Remember when the VM is running it will 'capture' any Feather M0 it sees running the bootloader!  This means your host PC won't see Feather M0 boards and you can't run BOSSA against them.  Simply stop the VM (see section below) and try connecting the board again to prevent this capture.

Stop Virtual Machine

To shut down the virtual machine first run the exit command to leave it if you're still inside.  Then from the same directory as the Vagrantfile run the following command:

vagrant halt

After a moment you should see the VM is shutdown:

To start the VM again once it's stopped just use the vagrant up command again.

Sync & Edit Source

If you'd like to edit the source code inside the VM you might want to enable a syncronization of source files between the VM and host machine.  By syncing the source files you can use any text editor on your host machine to edit them instead of using a basic text editor inside the VM.  This sync feature is disabled by default because it depends on what operating system you're using on the host machine (the default sync system Vagrant uses tends to cause slowdowns with many files like in the MicroPython source so a more optimized but platform-specific sync is necessary).

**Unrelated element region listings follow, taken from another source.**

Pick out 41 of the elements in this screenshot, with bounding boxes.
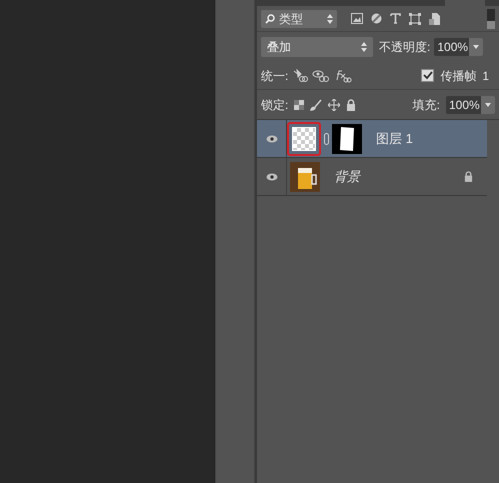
text-icon[interactable] xyxy=(390,13,401,24)
move-icon[interactable] xyxy=(328,98,340,110)
layer-name: 背景 xyxy=(334,168,360,186)
filter-dropdown[interactable]: 类型 xyxy=(261,10,337,28)
pin-icon[interactable] xyxy=(292,68,308,82)
unify-label: 统一: xyxy=(261,68,288,84)
fx-link-icon[interactable] xyxy=(334,68,352,82)
lock-icon[interactable] xyxy=(346,98,356,110)
fill-label: 填充: xyxy=(412,96,440,114)
checkerboard-icon[interactable] xyxy=(294,100,304,110)
filter-label: 类型 xyxy=(279,10,304,28)
blend-mode-dropdown[interactable]: 叠加 xyxy=(261,37,373,57)
caret-icon xyxy=(485,102,491,106)
image-icon[interactable] xyxy=(351,13,363,24)
lock-label: 锁定: xyxy=(261,96,288,114)
opacity-label: 不透明度: xyxy=(379,39,430,56)
caret-icon xyxy=(361,42,367,52)
shape-icon[interactable] xyxy=(409,12,421,24)
fill-field[interactable]: 100% xyxy=(446,96,495,114)
eye-icon[interactable] xyxy=(266,172,278,180)
layer-row[interactable]: 背景 xyxy=(257,158,487,196)
circle-icon[interactable] xyxy=(371,13,382,24)
caret-icon xyxy=(327,14,333,24)
chain-icon[interactable] xyxy=(324,132,329,144)
propagate-label: 传播帧 xyxy=(440,68,476,84)
layer-name: 图层 1 xyxy=(376,130,413,148)
filter-toggle[interactable] xyxy=(487,8,495,28)
layer-row[interactable]: 图层 1 xyxy=(257,120,487,158)
caret-icon xyxy=(473,45,480,49)
eye-icon[interactable] xyxy=(266,134,278,142)
opacity-field[interactable]: 100% xyxy=(434,38,484,56)
check-icon xyxy=(422,71,433,80)
document-icon[interactable] xyxy=(429,12,440,24)
mask-thumbnail[interactable] xyxy=(332,124,362,154)
propagate-checkbox[interactable] xyxy=(421,69,434,82)
frame-number: 1 xyxy=(482,68,489,84)
search-icon xyxy=(265,14,275,24)
beer-mug-thumbnail[interactable] xyxy=(290,162,320,192)
brush-icon[interactable] xyxy=(310,98,322,110)
layer-thumbnail[interactable] xyxy=(287,122,321,156)
eye-link-icon[interactable] xyxy=(312,68,330,82)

If you're using Linux or Mac OSX you can use NFS to sync source files between the machines.  First read the Vagrant NFS documentation and make sure you system supports NFS (you might need to install some depenedencies depending on your distribution).  Exit and stop the VM, then edit the Vagrantfile and find this commented line:

# Optionally share the /home/vagrant/source directory with NFS (only for Mac
# and Linux host machines, for Windows try SMB below).
#config.vm.synced_folder "./source", "/home/vagrant/source", type: "nfs", create: true

Uncomment the last line which defines a synced folder using NFS.  The lines should look like:

# Optionally share the /home/vagrant/source directory with NFS (only for Mac
# and Linux host machines, for Windows try SMB below).
config.vm.synced_folder "./source", "/home/vagrant/source", type: "nfs", create: true

Save the file and skip past the Windows instructions below to continue.

If you're using Windows you'll instead need to use SMB shares to sync source between the machines.  First read the Vagrant SMB documentation and note that you must run vagrant commands from inside a terminal that has administrator privileges.  Exit and stop the VM, then edit the Vagrantfile and find this commented line:

# Optionally share the /home/vagrant/source directory with SMB (only for Windows
# host machines, for Mac OSX or Linux try NFS above).
#config.vm.synced_folder "./source", "/home/vagrant/source", type: "smb", create: true

Uncomment the last line which defines a synced folder using SMB.  The lines should look like:

# Optionally share the /home/vagrant/source directory with SMB (only for Windows
# host machines, for Mac OSX or Linux try NFS above).
config.vm.synced_folder "./source", "/home/vagrant/source", type: "smb", create: true

Save the file to continue setting up the synchronization.

After editing the Vagrantfile start the VM again (vagrant up).  During the startup you might need to enter your administrator password so Vagrant can configure the NFS shares on Mac OSX or Linux.  On Windows remember you'll need to be running in an administrator terminal to use SMB shares!  If you run into issues check the Vagrant NFS share or Vagrant SMB share documentation.

Once the VM is running it will syncronize the SAMD21 MicroPython source code between the /home/vagrant/source/ folder inside the VM and the source subdirectory under the Vagrantfile location on the host machine.  You can use a text editor to modify the files in the source directory and they'll be changed inside the VM.  Build the firmware in the VM and load it on your board to have a quick and easy development process!